2023-02-11

library(readr)
library(ggplot2)
library(dplyr)
library(plotly)
library(caTools)
library(tidyr)
Fish <- read_csv("DAT 301 Directory Folder/Fish.csv")
data_long <- gather(Fish, "length_type", "length", Length1, Length2, Length3)

Overview of the Fish Data Set

  • The Fish data set contains 159 objects and 7 variables.

  • The 7 variables associated with each object are “Species”, “Weight”, “Length1”, “Length2”, “Length3”, “Height”, and “Width”.

  • In this data set, weight is measured in grams and lengths are measured in centimeters.

  • The “Length1” variable refers to vertical length of the fish. The “Length2” column refers to the diagonal length of the fish. The “Length3” column refers to the cross length of the fish. The “Width” column refers to the diagonal width of the fish.

Relashionships Between Fish Weight and Dimensions

  • Looking at the graph below, there is an obvious trend in the data. As Length1 Length2 increase, the weight increases.

What is Simple Linear Regression?

  • Simple linear regression involves an independent variable x and a dependent variable y.

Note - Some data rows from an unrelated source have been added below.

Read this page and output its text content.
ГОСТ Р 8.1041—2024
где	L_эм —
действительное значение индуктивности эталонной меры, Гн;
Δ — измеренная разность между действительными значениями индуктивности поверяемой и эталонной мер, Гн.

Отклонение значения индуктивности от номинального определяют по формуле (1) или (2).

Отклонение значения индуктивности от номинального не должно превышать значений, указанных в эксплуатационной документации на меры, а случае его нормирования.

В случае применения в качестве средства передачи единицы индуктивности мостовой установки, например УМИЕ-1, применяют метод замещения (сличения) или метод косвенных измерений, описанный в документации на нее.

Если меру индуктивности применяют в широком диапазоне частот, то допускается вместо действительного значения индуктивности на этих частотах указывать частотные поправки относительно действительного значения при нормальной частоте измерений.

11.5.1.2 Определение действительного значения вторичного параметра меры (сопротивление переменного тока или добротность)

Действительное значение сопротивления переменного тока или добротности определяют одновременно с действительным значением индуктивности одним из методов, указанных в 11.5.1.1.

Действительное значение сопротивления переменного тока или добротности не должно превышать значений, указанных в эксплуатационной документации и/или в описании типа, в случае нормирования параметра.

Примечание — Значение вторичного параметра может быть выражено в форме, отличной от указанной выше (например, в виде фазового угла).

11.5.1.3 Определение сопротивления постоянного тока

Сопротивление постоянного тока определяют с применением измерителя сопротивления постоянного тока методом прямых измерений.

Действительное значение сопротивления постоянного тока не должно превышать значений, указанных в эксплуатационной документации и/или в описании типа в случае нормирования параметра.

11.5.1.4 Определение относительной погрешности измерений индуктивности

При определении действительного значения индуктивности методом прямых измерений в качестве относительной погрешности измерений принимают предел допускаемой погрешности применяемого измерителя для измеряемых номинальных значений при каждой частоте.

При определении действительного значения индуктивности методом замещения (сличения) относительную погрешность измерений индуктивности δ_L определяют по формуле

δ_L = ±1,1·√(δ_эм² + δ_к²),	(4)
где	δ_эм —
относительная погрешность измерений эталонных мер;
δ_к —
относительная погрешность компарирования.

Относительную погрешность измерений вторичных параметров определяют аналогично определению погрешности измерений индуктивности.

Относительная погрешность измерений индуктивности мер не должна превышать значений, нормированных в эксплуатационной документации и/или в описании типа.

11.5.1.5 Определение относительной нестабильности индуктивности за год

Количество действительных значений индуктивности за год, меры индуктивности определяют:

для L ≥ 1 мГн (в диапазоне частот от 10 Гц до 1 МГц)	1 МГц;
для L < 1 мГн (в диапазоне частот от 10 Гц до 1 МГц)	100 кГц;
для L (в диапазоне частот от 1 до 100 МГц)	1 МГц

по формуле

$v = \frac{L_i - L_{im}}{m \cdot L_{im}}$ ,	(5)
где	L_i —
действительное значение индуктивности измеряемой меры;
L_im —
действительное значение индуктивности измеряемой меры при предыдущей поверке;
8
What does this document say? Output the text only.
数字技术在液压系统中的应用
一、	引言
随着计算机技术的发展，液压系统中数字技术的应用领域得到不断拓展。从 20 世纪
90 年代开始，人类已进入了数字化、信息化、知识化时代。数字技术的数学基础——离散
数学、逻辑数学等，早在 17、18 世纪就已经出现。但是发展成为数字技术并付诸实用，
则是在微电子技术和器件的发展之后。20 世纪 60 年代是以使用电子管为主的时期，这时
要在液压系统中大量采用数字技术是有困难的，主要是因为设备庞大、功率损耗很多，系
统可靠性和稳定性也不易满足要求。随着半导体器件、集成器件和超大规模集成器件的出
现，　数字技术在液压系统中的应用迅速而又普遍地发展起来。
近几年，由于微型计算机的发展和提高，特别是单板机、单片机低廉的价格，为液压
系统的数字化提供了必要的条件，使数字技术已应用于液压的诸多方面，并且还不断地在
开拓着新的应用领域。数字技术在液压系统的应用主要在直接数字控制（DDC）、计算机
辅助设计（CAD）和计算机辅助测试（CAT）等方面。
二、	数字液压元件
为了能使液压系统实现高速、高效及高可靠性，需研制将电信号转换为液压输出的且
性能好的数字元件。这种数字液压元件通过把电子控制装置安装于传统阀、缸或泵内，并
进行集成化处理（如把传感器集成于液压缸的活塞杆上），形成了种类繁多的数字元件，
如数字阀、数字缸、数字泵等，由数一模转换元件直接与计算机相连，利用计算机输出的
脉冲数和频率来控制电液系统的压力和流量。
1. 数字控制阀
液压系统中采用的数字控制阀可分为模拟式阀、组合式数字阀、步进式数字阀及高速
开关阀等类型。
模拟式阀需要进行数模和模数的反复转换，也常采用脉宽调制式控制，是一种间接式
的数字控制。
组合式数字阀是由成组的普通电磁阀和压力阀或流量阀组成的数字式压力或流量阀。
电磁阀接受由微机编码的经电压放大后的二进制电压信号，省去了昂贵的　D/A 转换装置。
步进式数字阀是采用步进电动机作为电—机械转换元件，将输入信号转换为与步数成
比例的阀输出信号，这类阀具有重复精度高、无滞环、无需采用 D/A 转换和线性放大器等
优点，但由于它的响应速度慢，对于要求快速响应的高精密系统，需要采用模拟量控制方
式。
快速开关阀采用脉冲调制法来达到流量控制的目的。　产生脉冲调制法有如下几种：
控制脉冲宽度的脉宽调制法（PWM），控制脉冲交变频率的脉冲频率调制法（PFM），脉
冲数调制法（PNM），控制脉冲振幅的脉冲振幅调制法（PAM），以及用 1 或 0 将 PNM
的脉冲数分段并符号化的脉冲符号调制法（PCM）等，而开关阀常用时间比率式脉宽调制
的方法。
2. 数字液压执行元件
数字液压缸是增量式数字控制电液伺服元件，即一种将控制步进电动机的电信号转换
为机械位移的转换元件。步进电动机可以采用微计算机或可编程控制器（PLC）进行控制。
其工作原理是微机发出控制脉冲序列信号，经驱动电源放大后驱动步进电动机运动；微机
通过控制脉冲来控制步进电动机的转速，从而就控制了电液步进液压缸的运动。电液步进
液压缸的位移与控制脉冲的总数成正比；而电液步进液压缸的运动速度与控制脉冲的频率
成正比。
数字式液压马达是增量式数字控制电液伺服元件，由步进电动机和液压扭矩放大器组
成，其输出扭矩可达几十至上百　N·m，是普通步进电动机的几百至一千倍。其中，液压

  • In simple linear regression we draw a line of best fit through our various x and y points. This line passes through the mean of the data and should have the least squared distance from all of the data points ensuring it is the line of best fit for the data.

  • Using this line we can predict values of the dependent variable y based on values of the dependent variable x.

The Formulas for Linear Regression

  • The equation of a linear regression line is the same as any other line: \(y = mx+b\)

  • When doing linear regression with an arbitrary amount of variables n, the equation becomes: \(y = Θ_nx_n + Θ_{n-1}x_{n-1} ..... Θ_1x_1 + Θ_0\)

Where do the Numbers Come From?

  • In the equation \(y = mx+b\):

    \(m = \frac{((n*\sum(x*y)) - (\sum(x)*\sum(y))}{((n*\sum(x^2))-(\sum(x)^2)}\)

    \(c = \frac{((\sum(y)*\sum(x^2))-(\sum(x)*\sum(x*y))}{((n*\sum(x^2))-(\sum(x)^2)}\)

  • n is the number of observations or data points you have.

  • Generally knowing these formulas isn’t necessary to perform linear regression but it’s important to know where the process came from.

Linear Regression on the Fish Data Set in R

  • Doing linear regression in R is quite simple with the command lm().
  • Since there is an obvious relationship between the dimensions and weight of the fish in the Fish data set(as shown by the previous graph) we can perform linear regression with weight as our dependent variable and the lengths as our independent variables.
  • Here is what the code would look like to create such a linear regression model:
   model <- lm(Weight ~., data = Fish)

Plotting the Line of Best Fit

  • With our newly created linear model we can plot the line of best fit for our data.

Plotting the Line of Best Fit (Continued)

ggplot(data = data_long, aes(x = length, y = Weight))+
  geom_point()+ geom_smooth(method = "lm", formula = y ~ x)

Plotting the Residuals

  • Finally we can plot the residuals of our data to determine that judge our line of best fit.

Plotting the Residuals(Continued)

data_residuals <- residuals(model)
ggplot(data = NULL, aes(x = model$fitted.values, y = data_residuals))+
  geom_point()+geom_hline(yintercept = 0)

Plotting the Residuals(Continued)

  • As the points of our residual graph are scattered around the zero line with no real trends, our line of best fit fits our data well.